Ecrire l'avenir autrement
Je devrais déjeuner avec Antoine Brachet plus souvent. A chaque fois je repars avec une bouffée d'optimisme et pas mal d'idées. Surtout qu'on a parfois les mêmes, et qu'il met en pratique celles que je n'ai pas eu le temps ou l'audace, ou l'énergie de déployer. Il a aussi cette incroyable talent naturel à faire participer les autres à tout ce qu'il entreprend. Il a aussi la chance d'avoir un job (il s'occupe de R&D chez Dassault Systèmes) qui lui autorise d'entreprendre beaucoup de choses à l'extérieur sans avoir besoin de le monétiser. Ce qui rend sa démarche plus sincère. Il est le fondateur des "Barbares", qui rassemble aujourd'hui plus de 4000 personnes autour de la nécessité de changer les règles. De l'économie. De la société. De les changer dans le bon sens. Parce qu'Antoine est un indécrottable optimiste. Il croit en l'empathie et à l'intelligence collective. Il croit aussi que ces rêveries tendances peuvent dépasser le cercle des innovateurs parisiens, un peu bobos, plutôt sympas mais entre eux, et donner de l'élan, par petits cercles, à cette masse française qui subit la crise au lieu de la transformer.
Antoine aime lire et écrire. Des fictions. Parce qu'il croit que l'imaginaire est un formidable levier pour toucher le plus de monde possible. Alors il s'est lancé il y a un mois et demi dans l'écriture d'un roman un peu particulier.
Il l'a commencé sur la plateforme Medium. Il a d'abord posé quelques lignes, comme ça, pour voir, pour le faire. Et puis, comme à son habitude, il a demandé à sa communauté de l'aider. Et c'est comme ça que l'aventure a commencé.
Son idée : la démocratie est en crise. Il faut penser la prochaine étape. Et la meilleure façon de le faire, se dit-il, c'est de s'appuyer sur l'imaginaire. Sans oublier le réel. Mais simplement le dépasser. Son roman, qui en est au quatrième chapitre, raconte l'histoire d'un conseiller du président, Julien, cocaïnomane un peu cynique. Qui va se laisser entraîner par une révolution démocratique collaborative en temps réel.
Le roman d'Antoine Brachet, "Un peuple totalitaire", n'est pas qu'une fiction, il puise son inspiration dans des théories, des idées et des pratiques observées partout dans le monde.
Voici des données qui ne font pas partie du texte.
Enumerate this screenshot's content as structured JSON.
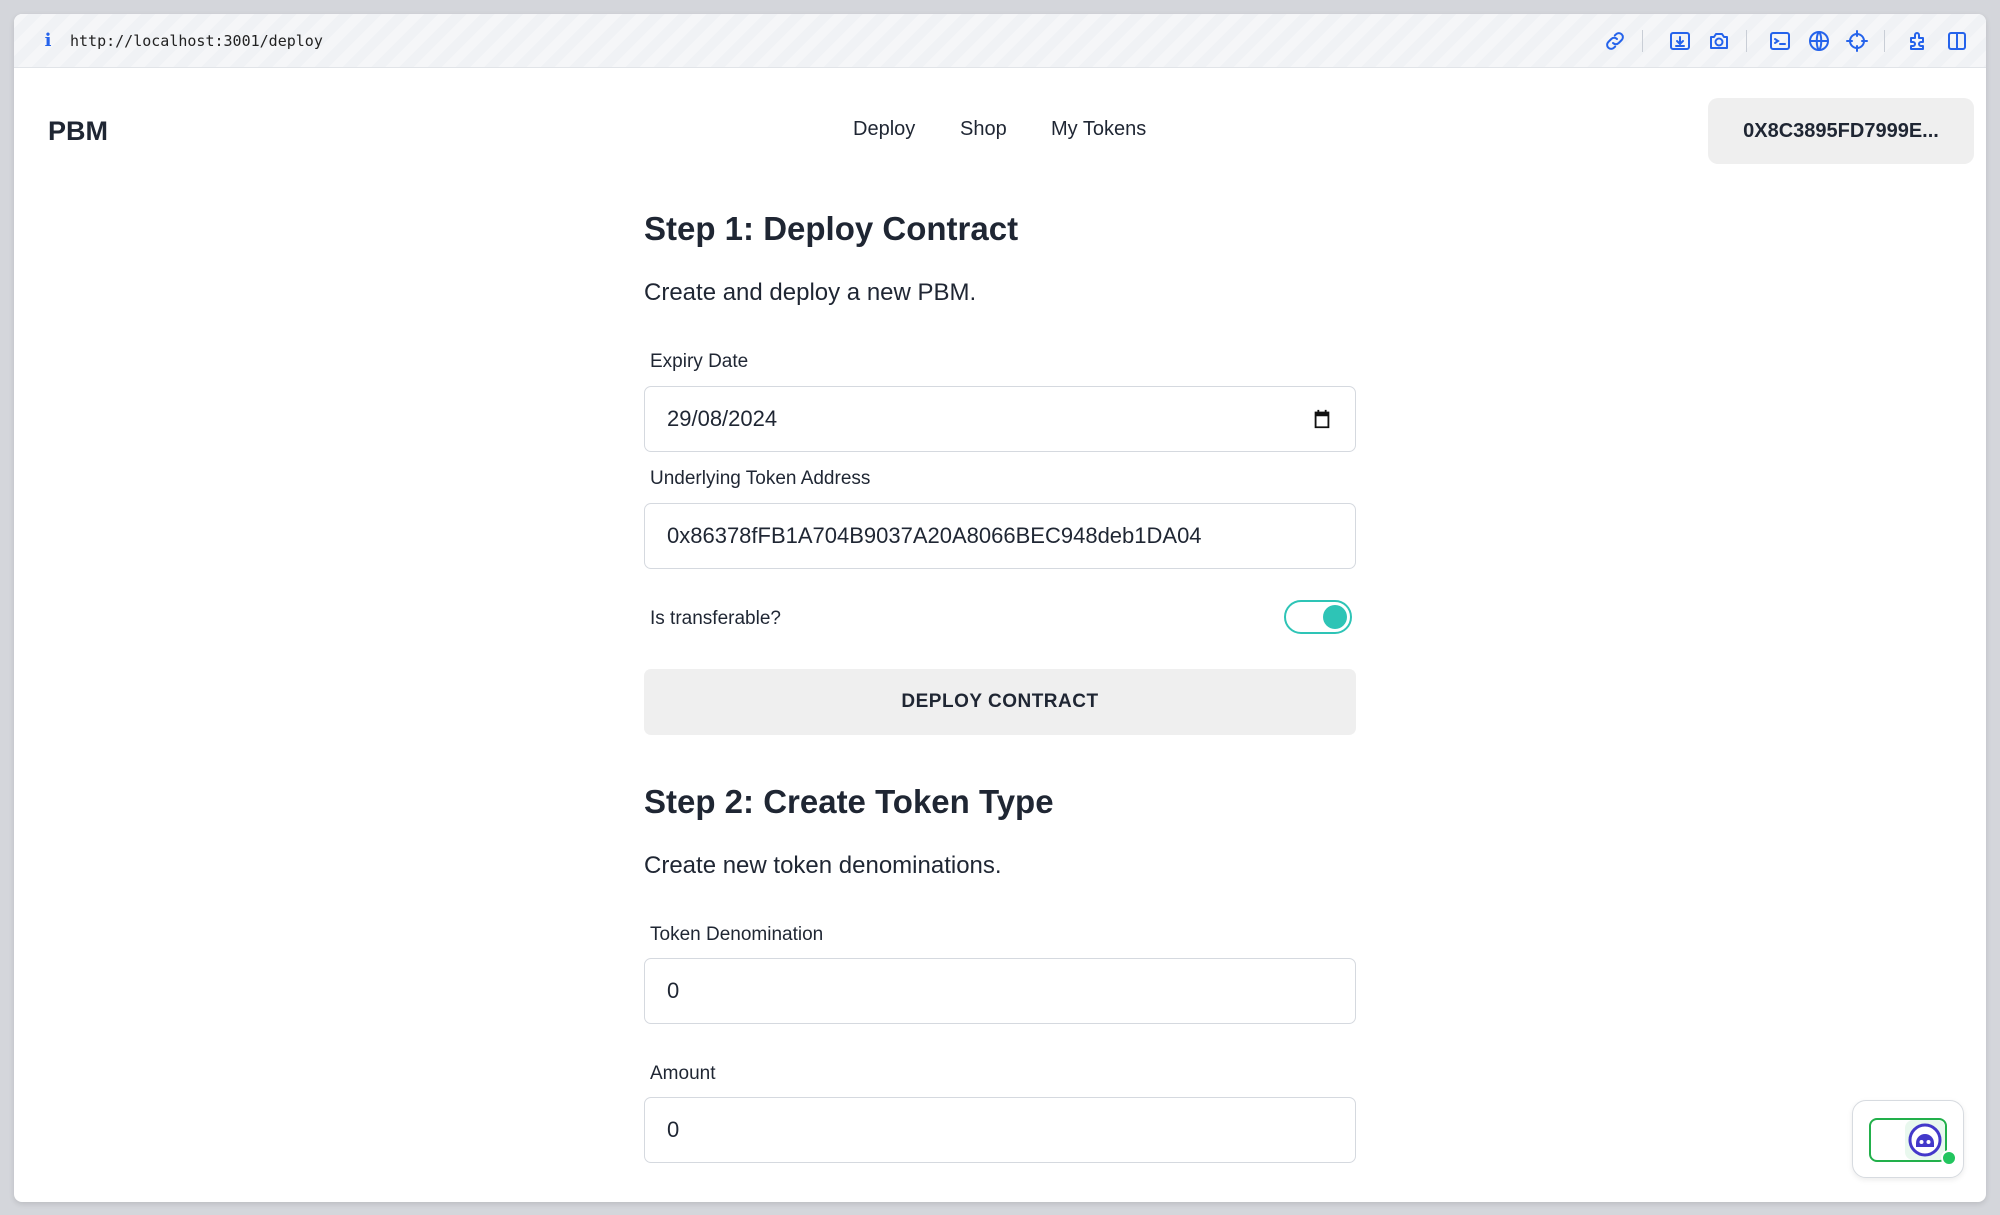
{
  "browser": {
    "url": "http://localhost:3001/deploy",
    "icons": [
      "info-icon",
      "link-icon",
      "download-icon",
      "camera-icon",
      "terminal-icon",
      "globe-icon",
      "crosshair-icon",
      "extensions-icon",
      "split-view-icon"
    ]
  },
  "nav": {
    "brand": "PBM",
    "links": [
      "Deploy",
      "Shop",
      "My Tokens"
    ],
    "wallet": "0X8C3895FD7999E..."
  },
  "step1": {
    "title": "Step 1: Deploy Contract",
    "subtitle": "Create and deploy a new PBM.",
    "expiry_label": "Expiry Date",
    "expiry_value": "29/08/2024",
    "token_address_label": "Underlying Token Address",
    "token_address_value": "0x86378fFB1A704B9037A20A8066BEC948deb1DA04",
    "transferable_label": "Is transferable?",
    "transferable": true,
    "deploy_button": "DEPLOY CONTRACT"
  },
  "step2": {
    "title": "Step 2: Create Token Type",
    "subtitle": "Create new token denominations.",
    "denomination_label": "Token Denomination",
    "denomination_value": "0",
    "amount_label": "Amount",
    "amount_value": "0"
  },
  "colors": {
    "accent": "#2ec4b6",
    "browser_icon": "#2563eb",
    "widget_green": "#22c55e"
  }
}
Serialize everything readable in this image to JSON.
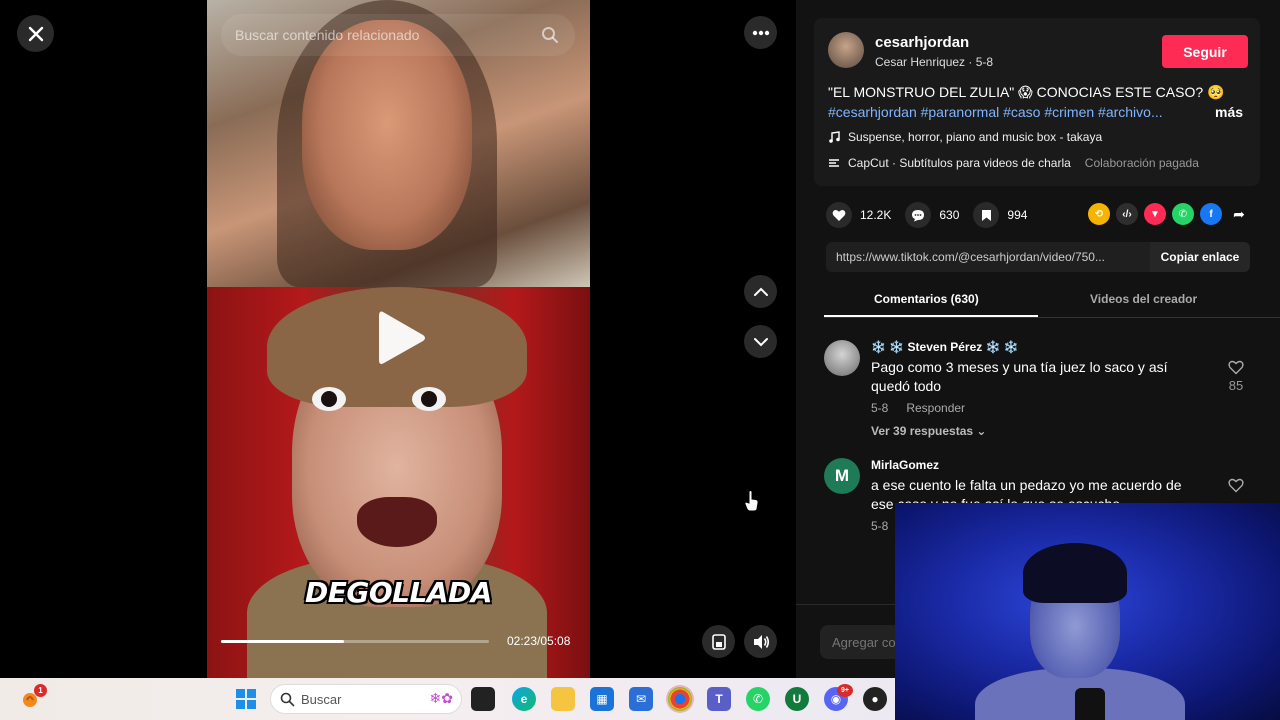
{
  "viewer": {
    "search_placeholder": "Buscar contenido relacionado",
    "caption": "DEGOLLADA",
    "time": "02:23/05:08",
    "progress": 0.46
  },
  "post": {
    "username": "cesarhjordan",
    "display_name_date": "Cesar Henriquez · 5-8",
    "follow_label": "Seguir",
    "description": "\"EL MONSTRUO DEL ZULIA\" 😱 CONOCIAS ESTE CASO? 🥺",
    "hashtags": "#cesarhjordan #paranormal #caso #crimen #archivo...",
    "more_label": "más",
    "music": "Suspense, horror, piano and music box - takaya",
    "capcut": "CapCut · Subtítulos para videos de charla",
    "paid_label": "Colaboración pagada"
  },
  "stats": {
    "likes": "12.2K",
    "comments": "630",
    "saves": "994"
  },
  "share": {
    "url": "https://www.tiktok.com/@cesarhjordan/video/750...",
    "copy_label": "Copiar enlace"
  },
  "tabs": {
    "comments": "Comentarios (630)",
    "creator_videos": "Videos del creador"
  },
  "comments": [
    {
      "name": "❄️ ❄️ Steven Pérez ❄️ ❄️",
      "text": "Pago como 3 meses y una tía juez lo saco y así quedó todo",
      "date": "5-8",
      "reply_label": "Responder",
      "likes": "85",
      "replies_label": "Ver 39 respuestas"
    },
    {
      "name": "MirlaGomez",
      "avatar_letter": "M",
      "text": "a ese cuento le falta un pedazo yo me acuerdo de ese caso y no fue así lo que se escucho",
      "date": "5-8"
    }
  ],
  "add_comment_placeholder": "Agregar comentario...",
  "taskbar": {
    "search_placeholder": "Buscar",
    "notif_badge": "1",
    "discord_badge": "9+"
  },
  "colors": {
    "accent": "#fe2c55",
    "hashtag": "#7fb5ff"
  }
}
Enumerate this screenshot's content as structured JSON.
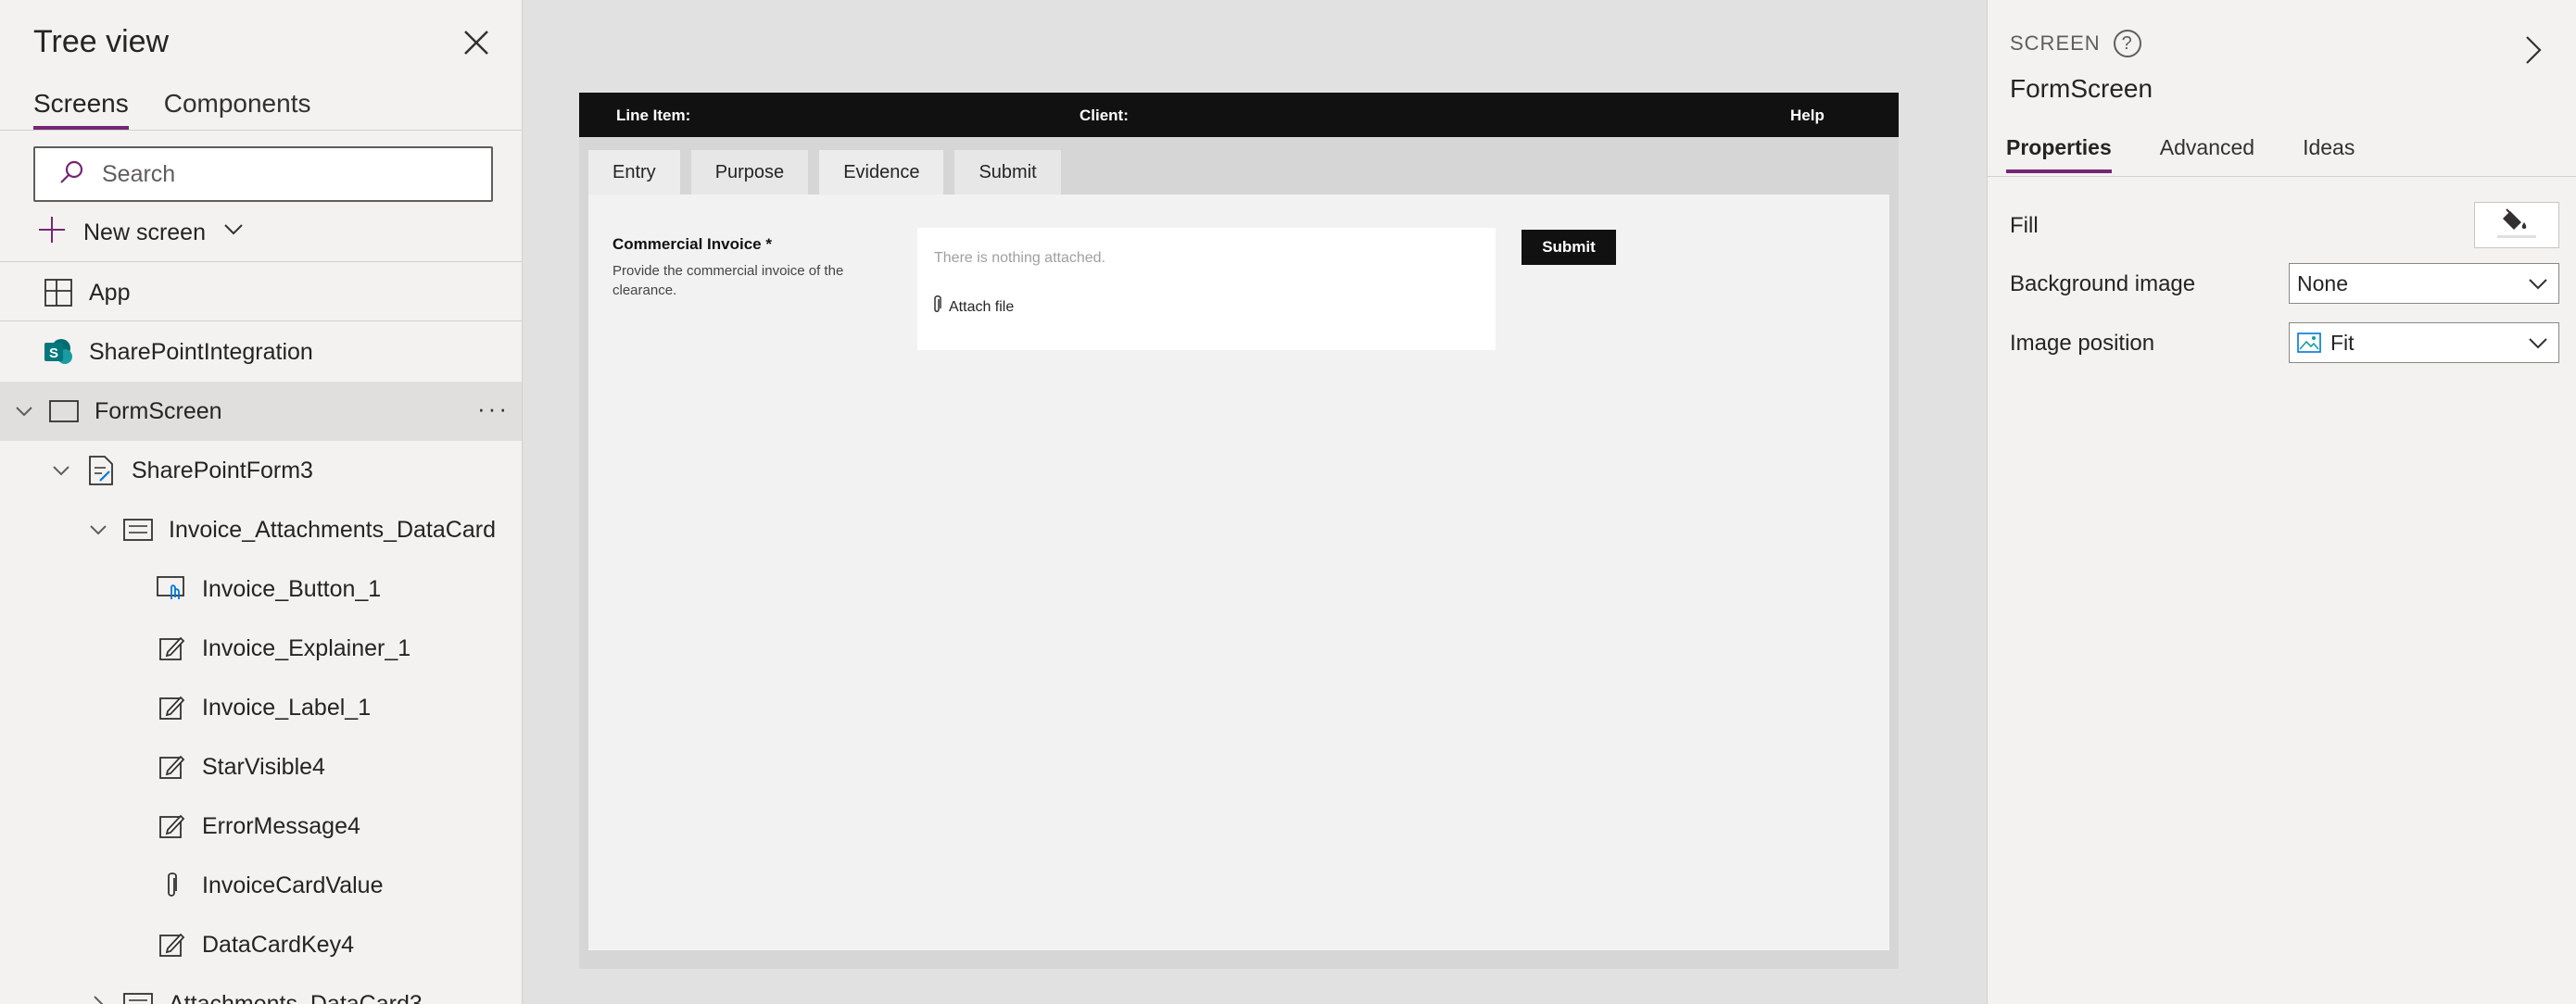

Mais ce n'est pas tant le texte qui importe, que la façon dont il s'écrit. Que son objet, qui n'est pas seulement de raconter, mais d'entraîner.
"Un peuple totalitaire" est donc un roman collaboratif qui s'écrit à l'heure du réseau et du numérique.
Le texte, en construction, a déjà été lu plus de 2000 fois. Ce qui est pas mal pour un premier roman inachevé. Mais surtout, Antoine reçoit entre 5 et 6 contribution par jour, de personnes qu'il ne connait pas forcément, et qui lui amènent des éléments de réflexion, des liens vers des travaux qu'ils ont effectué, une fausse "Une" de Libération qui illustre un passage du roman, un chapitre qui imagine la suite ou une alternative. Qu'Antoine intègre au fur et à mesure, de façon un peu désordonnée, expérimentale. C'est une sorte de roman en réseau qui tisse des liens, fait surgir des croisements, s'alimente et s'enrichit des idées des autres et qui, par la magie de l'imaginaire, donne presque à croire que c'est possible, donne des idées ou des envies d'y aller, vers cette expérience de démocratie un peu folle. A un moment où on en a tous le plus besoin.
Alors ce n'est qu'un début. Il y a une page Facebook, avec seulement 82 membres. Mais la communauté grandit. Elle est surtout très active. Elle a organisé dernièrement un apéro, spontané. Tout reste à imaginer.
On a du mal à voir ce roman sur papier, puisqu'il se construit avec les gens. Puisque sa nature est d'être vivant. Mais ça prendra sans doute forme un jour. Certains se posent la question "Qu'est-ce qui se passera quand tu/nous estimerons que le bouquin sera terminé ?" On a bien le temps d'y penser. Et de voir venir. Et de s'interroger sur le futur du livre. Et sur la place de l'imaginaire dans nos sociétés à réinventer, dans ce monde où le repli sur soi est presque devenu la norme, l'insubmersible fatalité.